I return you many thanks for your communication of being chosen an Honorary Member of the Royal Astronomical Society, and beg you will do me the favour to convey my most heartfelt thanks to the honourable gentlemen of the Council for conferring so great an honour on me; and only regret that at the feeble age of 85 I have no hope of making myself deserving of the great honour of seeing my name joined with that of the much distinguished Mrs. Somerville.

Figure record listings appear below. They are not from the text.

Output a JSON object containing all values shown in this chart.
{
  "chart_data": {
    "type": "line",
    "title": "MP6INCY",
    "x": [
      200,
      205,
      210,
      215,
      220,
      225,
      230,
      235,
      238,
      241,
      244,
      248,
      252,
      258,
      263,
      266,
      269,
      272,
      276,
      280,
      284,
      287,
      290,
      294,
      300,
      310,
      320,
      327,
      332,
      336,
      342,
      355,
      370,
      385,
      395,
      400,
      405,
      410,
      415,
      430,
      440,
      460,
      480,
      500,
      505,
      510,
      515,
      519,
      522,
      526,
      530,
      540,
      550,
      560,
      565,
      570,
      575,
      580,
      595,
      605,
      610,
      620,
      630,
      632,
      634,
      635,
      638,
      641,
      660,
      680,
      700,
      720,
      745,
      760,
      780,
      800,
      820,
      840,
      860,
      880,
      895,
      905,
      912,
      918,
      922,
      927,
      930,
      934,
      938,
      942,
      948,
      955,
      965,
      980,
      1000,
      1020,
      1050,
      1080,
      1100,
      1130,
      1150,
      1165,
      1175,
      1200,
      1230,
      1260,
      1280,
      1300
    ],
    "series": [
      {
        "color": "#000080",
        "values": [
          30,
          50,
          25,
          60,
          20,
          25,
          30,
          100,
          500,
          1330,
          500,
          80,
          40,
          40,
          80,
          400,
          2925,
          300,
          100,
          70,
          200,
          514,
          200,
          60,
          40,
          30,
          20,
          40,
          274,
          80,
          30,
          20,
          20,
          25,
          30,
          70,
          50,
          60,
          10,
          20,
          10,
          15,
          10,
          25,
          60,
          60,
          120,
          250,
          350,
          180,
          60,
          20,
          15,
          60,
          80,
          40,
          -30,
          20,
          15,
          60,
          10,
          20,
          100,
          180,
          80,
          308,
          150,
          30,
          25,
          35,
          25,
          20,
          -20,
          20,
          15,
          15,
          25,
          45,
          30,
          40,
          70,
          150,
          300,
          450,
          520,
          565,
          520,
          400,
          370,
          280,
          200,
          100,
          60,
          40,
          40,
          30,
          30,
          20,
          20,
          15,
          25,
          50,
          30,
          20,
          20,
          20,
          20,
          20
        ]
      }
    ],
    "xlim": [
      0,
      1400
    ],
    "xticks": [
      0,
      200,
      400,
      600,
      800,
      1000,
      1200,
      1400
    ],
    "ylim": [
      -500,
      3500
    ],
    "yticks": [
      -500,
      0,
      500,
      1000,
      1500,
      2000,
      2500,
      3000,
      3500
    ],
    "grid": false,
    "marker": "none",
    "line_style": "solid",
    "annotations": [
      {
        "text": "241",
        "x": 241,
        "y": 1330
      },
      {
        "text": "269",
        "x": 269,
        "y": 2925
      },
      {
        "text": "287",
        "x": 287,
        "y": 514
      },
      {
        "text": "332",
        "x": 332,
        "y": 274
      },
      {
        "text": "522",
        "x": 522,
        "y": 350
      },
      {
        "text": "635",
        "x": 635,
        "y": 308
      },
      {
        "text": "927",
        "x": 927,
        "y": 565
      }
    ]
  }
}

I beg you will believe me to remain, with great regard,

Sir, your most respectful and

obliged humble servant,

Caroline Herschel.

1835. Catalogues of Stars.

MISS HERSCHEL TO F. BAILY, ESQ.

Hanover, April 2, 1835.

Dear Sir,—

I feel very great gratification at recollecting that some twenty years ago I had the pleasure of being present when you were conversing at Slough with my dear brother, for it encourages me to address you now as an old friend, and I might almost say my only one, for death has not spared me one of those valuable men of the last century in whose society I had an opportunity of spending many happy hours, when they came to pass an astronomical night at Bath, Datchet, Clay Hall, and Slough. And I should now in the absence of my nephew (who would in my name have properly answered your kind letter for me) been much at a loss how to reply to yours of March 17. But I hope, dear Sir, you will have the goodness to return my sincere thanks to the Council of the Society for voting me a complete copy of their Memoirs. But, considering my advanced age and declining health, I think it best not to have them sent over to me, for it would cause me much uneasiness to leave them in the hands of those who could neither read nor understand them.